In the course there will be focus on the assumptions underlying the different theories and methods covered. Hence, it is expected that students will have a critical attitude towards the realism of these. The students should upon completion of the course have a good understanding of the practical applicability of the theories and methods covered.

MET 2910 Mathematics and MET 2920 Statistics or equivalent.

Compulsory reading
Chris Brooks. 2014. Introductory Econometrics for Finance. 3rd Edition. Cambridge University Press

Recommended reading

Course outline
    • What is Financial Econometrics about
    • Types of financial data
    • Returns in financial modelling
    • Steps involved in formulating an econometric model
Mathematical and statistical foundations
    • Functions
    • Matrices
    • Probability and probability distributions
    • Descriptive statistics
The classical linear regression model
    • Regression versus correlation
    • Simple regression
    • The assumptions underlying the classical linear regression model
    • Properties of the OLS etsimator
    • Precision and standard errors
    • Statistical inference
Further development and analysis of the classical linear regression model
    • Multiple regression
    • Testing multiple hypothesis: the F-test
    • Goodness of fit statistics
Classical linear regression model assumptions and the diagnostic tests
    • Heteroscedasticity
    • Autocorrelation
    • Non-stochastic explanatory variables
    • Multicolinearity
    • Specification mistakes and biases
    • Parameter stability tests
Univariate time series modelling and forcasting
    • Moving average (MA) processes
    • Autoregressive (AR) processes
    • The Box-Jenkins methodology (Information criteria)
    • Forecasting financial variables
Multivariate models
    • Simultaneous equations bias
    • Exogeneity
    • Estimation procedures for simultaneous equations systems
    • Vector autoregressive (VAR) models
    • Impulse responses and variance decompositions
Modellling long-run relationships in finance
    • Stationarity and unit root testing
    • Cointegration
    • Equilibrium correction or error correction models
    • Methods of parameter estimation in cointegrated systems

Computer-based tools
The software package EViews will be available on BI's computers.

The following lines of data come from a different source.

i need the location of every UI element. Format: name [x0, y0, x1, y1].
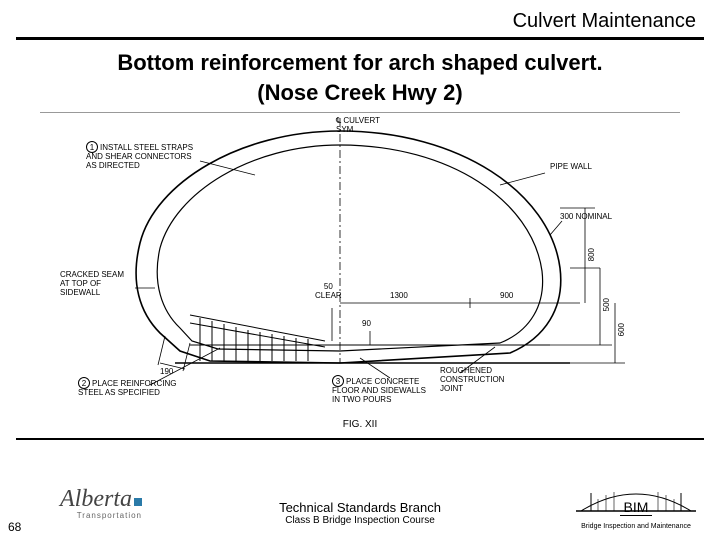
label-cracked-seam: CRACKED SEAM AT TOP OF SIDEWALL [60, 271, 124, 297]
dim-500: 500 [602, 298, 611, 311]
bim-full: Bridge Inspection and Maintenance [576, 523, 696, 530]
alberta-logo: Alberta Transportation [60, 486, 142, 520]
label-300-nominal: 300 NOMINAL [560, 213, 612, 222]
rule-bottom [16, 438, 704, 440]
branch-name: Technical Standards Branch [279, 500, 441, 515]
figure-caption: FIG. XII [343, 419, 377, 430]
label-culvert-sym: ℄ CULVERT SYM [336, 117, 380, 135]
callout-3: 3PLACE CONCRETE FLOOR AND SIDEWALLS IN T… [332, 375, 426, 405]
label-roughened: ROUGHENED CONSTRUCTION JOINT [440, 367, 504, 393]
footer-center: Technical Standards Branch Class B Bridg… [279, 500, 441, 526]
callout-1: 1INSTALL STEEL STRAPS AND SHEAR CONNECTO… [86, 141, 193, 171]
label-pipe-wall: PIPE WALL [550, 163, 592, 172]
dim-900: 900 [500, 291, 513, 300]
dim-190: 190 [160, 367, 173, 376]
dim-600: 600 [617, 323, 626, 336]
label-50-clear: 50 CLEAR [315, 283, 342, 301]
engineering-figure: ℄ CULVERT SYM 1INSTALL STEEL STRAPS AND … [40, 112, 680, 432]
page-number: 68 [8, 520, 21, 534]
slide-title-line1: Bottom reinforcement for arch shaped cul… [0, 40, 720, 80]
bim-logo: BIM Bridge Inspection and Maintenance [576, 483, 696, 530]
dim-800: 800 [587, 248, 596, 261]
footer: 68 Alberta Transportation Technical Stan… [0, 472, 720, 540]
bim-acronym: BIM [620, 499, 653, 516]
dim-1300: 1300 [390, 291, 408, 300]
dim-90: 90 [362, 319, 371, 328]
slide-title-line2: (Nose Creek Hwy 2) [0, 80, 720, 112]
section-header: Culvert Maintenance [0, 0, 720, 37]
callout-2: 2PLACE REINFORCING STEEL AS SPECIFIED [78, 377, 176, 398]
course-name: Class B Bridge Inspection Course [279, 515, 441, 526]
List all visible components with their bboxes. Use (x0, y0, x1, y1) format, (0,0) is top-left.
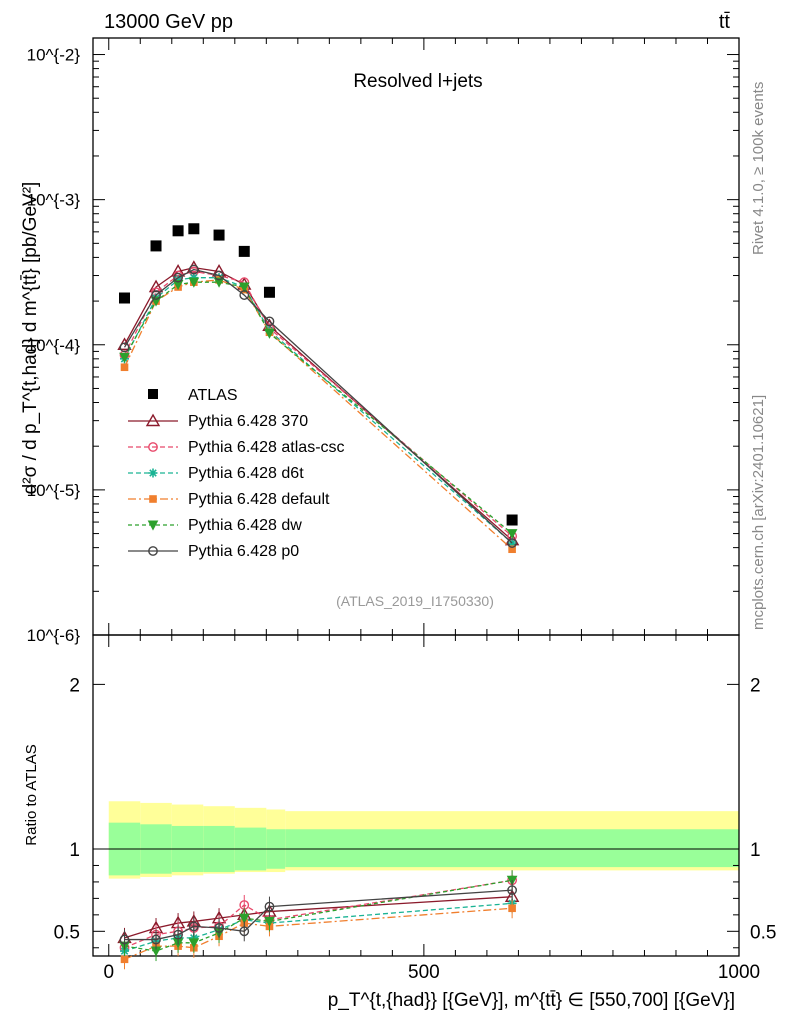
legend-marker-2 (148, 468, 158, 478)
ratio-band-inner-segment (285, 829, 739, 868)
main-y-tick-labels: 10^{-6} 10^{-5} 10^{-4} 10^{-3} 10^{-2} (27, 46, 81, 645)
series-point-2 (189, 273, 199, 283)
ratio-point-3 (120, 955, 129, 964)
series-ratio-5 (119, 880, 518, 950)
ratio-point-4 (238, 913, 250, 924)
main-axis-ticks (93, 54, 739, 636)
main-y-tick-label: 10^{-5} (27, 481, 81, 500)
ratio-point-5 (173, 929, 183, 940)
series-point-5 (264, 316, 275, 327)
series-line-4 (123, 281, 513, 535)
process-label: tt̄ (719, 11, 731, 33)
ratio-point-5 (119, 934, 130, 945)
ratio-y-tick-labels: 0.5 1 2 0.5 1 2 (54, 675, 777, 943)
analysis-tag: (ATLAS_2019_I1750330) (336, 593, 494, 609)
legend-marker-0 (145, 413, 161, 427)
series-point-3 (120, 363, 129, 372)
legend-label-atlas: ATLAS (188, 387, 238, 404)
atlas-data-point (150, 240, 162, 252)
series-point-5 (151, 290, 161, 300)
series-point-4 (264, 328, 275, 339)
energy-label: 13000 GeV pp (104, 11, 233, 33)
ratio-point-5 (239, 926, 250, 937)
ratio-y-tick-label-right: 0.5 (750, 922, 776, 943)
atlas-data-point (119, 292, 131, 304)
main-y-tick-label: 10^{-6} (27, 626, 81, 645)
legend-label: Pythia 6.428 370 (188, 413, 308, 430)
ratio-y-tick-label: 0.5 (54, 922, 80, 943)
main-y-axis-label: d²σ / d p_T^{t,had} d m^{tt̄} [pb/GeV²] (20, 182, 41, 495)
ratio-y-tick-label-right: 2 (750, 675, 761, 696)
ratio-y-tick-label: 2 (69, 675, 80, 696)
legend-label: Pythia 6.428 dw (188, 517, 302, 534)
legend-label: Pythia 6.428 default (188, 491, 330, 508)
ratio-point-5 (264, 901, 275, 912)
ratio-line-4 (124, 879, 513, 952)
series-main-4 (119, 277, 518, 540)
atlas-data-point (188, 223, 200, 235)
atlas-data-point (263, 286, 275, 298)
series-point-4 (188, 277, 200, 288)
x-axis-ticks (108, 38, 740, 956)
main-y-tick-label: 10^{-3} (27, 191, 81, 210)
series-point-5 (507, 538, 518, 548)
ratio-y-tick-label-right: 1 (750, 840, 761, 861)
series-point-5 (119, 342, 130, 353)
series-point-3 (508, 545, 516, 554)
series-point-4 (172, 280, 184, 291)
x-tick-label: 0 (103, 962, 114, 983)
legend-marker-3 (149, 495, 157, 503)
ratio-y-axis-label: Ratio to ATLAS (23, 744, 40, 845)
atlas-data-point (213, 229, 225, 241)
main-y-tick-label: 10^{-4} (27, 336, 81, 355)
legend-entry-atlas: ATLAS (148, 387, 238, 404)
series-point-4 (506, 529, 518, 540)
mcplots-source-label: mcplots.cern.ch [arXiv:2401.10621] (750, 395, 767, 630)
atlas-data-point (506, 514, 518, 526)
ratio-point-5 (214, 923, 224, 933)
series-point-4 (238, 282, 250, 293)
series-point-5 (188, 264, 199, 275)
ratio-y-tick-label: 1 (69, 840, 80, 861)
series-point-5 (214, 270, 224, 281)
x-tick-labels: 0 500 1000 (103, 962, 760, 983)
ratio-panel-series (117, 870, 520, 970)
plot-title: Resolved l+jets (353, 71, 482, 92)
legend-marker-1 (148, 442, 158, 452)
atlas-data-point (172, 225, 184, 237)
series-point-4 (213, 277, 225, 288)
x-tick-label: 1000 (718, 962, 760, 983)
rivet-version-label: Rivet 4.1.0, ≥ 100k events (750, 82, 767, 255)
series-point-4 (119, 352, 130, 363)
ratio-line-5 (124, 889, 513, 941)
series-main-3 (120, 276, 516, 554)
legend-label: Pythia 6.428 d6t (188, 465, 304, 482)
legend-marker-atlas (148, 389, 158, 399)
ratio-point-4 (188, 938, 200, 949)
ratio-point-5 (151, 934, 161, 945)
ratio-point-5 (188, 921, 199, 932)
atlas-data-point (238, 245, 250, 257)
ratio-point-4 (264, 916, 275, 927)
legend-label: Pythia 6.428 p0 (188, 543, 299, 560)
ratio-point-5 (507, 885, 518, 896)
legend-marker-5 (148, 546, 158, 556)
series-point-5 (173, 272, 183, 283)
main-panel-series (117, 223, 520, 554)
legend-label: Pythia 6.428 atlas-csc (188, 439, 345, 456)
legend: ATLAS Pythia 6.428 370 Pythia 6.428 atla… (128, 387, 345, 560)
x-axis-label: p_T^{t,{had}} [{GeV}], m^{tt̄} ∈ [550,70… (328, 990, 735, 1011)
ratio-point-3 (508, 904, 516, 913)
x-tick-label: 500 (408, 962, 440, 983)
series-line-3 (123, 279, 513, 550)
ratio-panel-frame (92, 634, 740, 957)
series-point-2 (173, 275, 183, 285)
legend-marker-4 (147, 520, 159, 531)
series-main-5 (119, 264, 518, 548)
ratio-uncertainty-band (108, 801, 739, 879)
series-point-5 (239, 290, 250, 300)
main-y-tick-label: 10^{-2} (27, 46, 81, 65)
ratio-axis-ticks (93, 683, 739, 949)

Learning process and workload
A class will typically consist of a review of the last class, a lecture introducing new material and exercises that are solved by the lecturer or students. Each main topic will be accompanied by a hands-on practical application of an empirical finance topic. The software package EViews will be an integral part of the coursework.

If a student misses a class, it is her/his responsibility to obtain any information provided in class that is not included on the course homepage/itslearning or in the text book.

The following is an indication of the time required:
Lectures and other plenary sessions
Reviewing lectures and preparing for lectures
Preparation for the final exam
Total recommended use of time

    The final grade in the course will typically be based on the following activities and weightings:

    - Two assignments, count 40% of final grade. Can be solved individually or in groups of up to five students. (Each assignment count 20%)
    - An individual three hours written exam, counts 60% of final grade

    This is a course with continuous assessment (several exam elements) and one final exam code. Each exam element will be graded using points on a scale (e.g. 0-100). The elements will be weighted together according to the information in the course description in order to calculate the final letter grade for the course. You will find more detailed information about the grading system on the course site in itslearning.

    Examination code(s)
    FIN 36181 – Process evaluation, counts 100% towards final grade in FIN 3618 Financial Econometrics, 7,5 credits.

    Examination support materials
    A BI-approved examination calculator.

    Re-sit examination
    A re-sit is held in connection with the next scheduled examination in the course. Students who are retaking examination are subject to the same rules as the other students.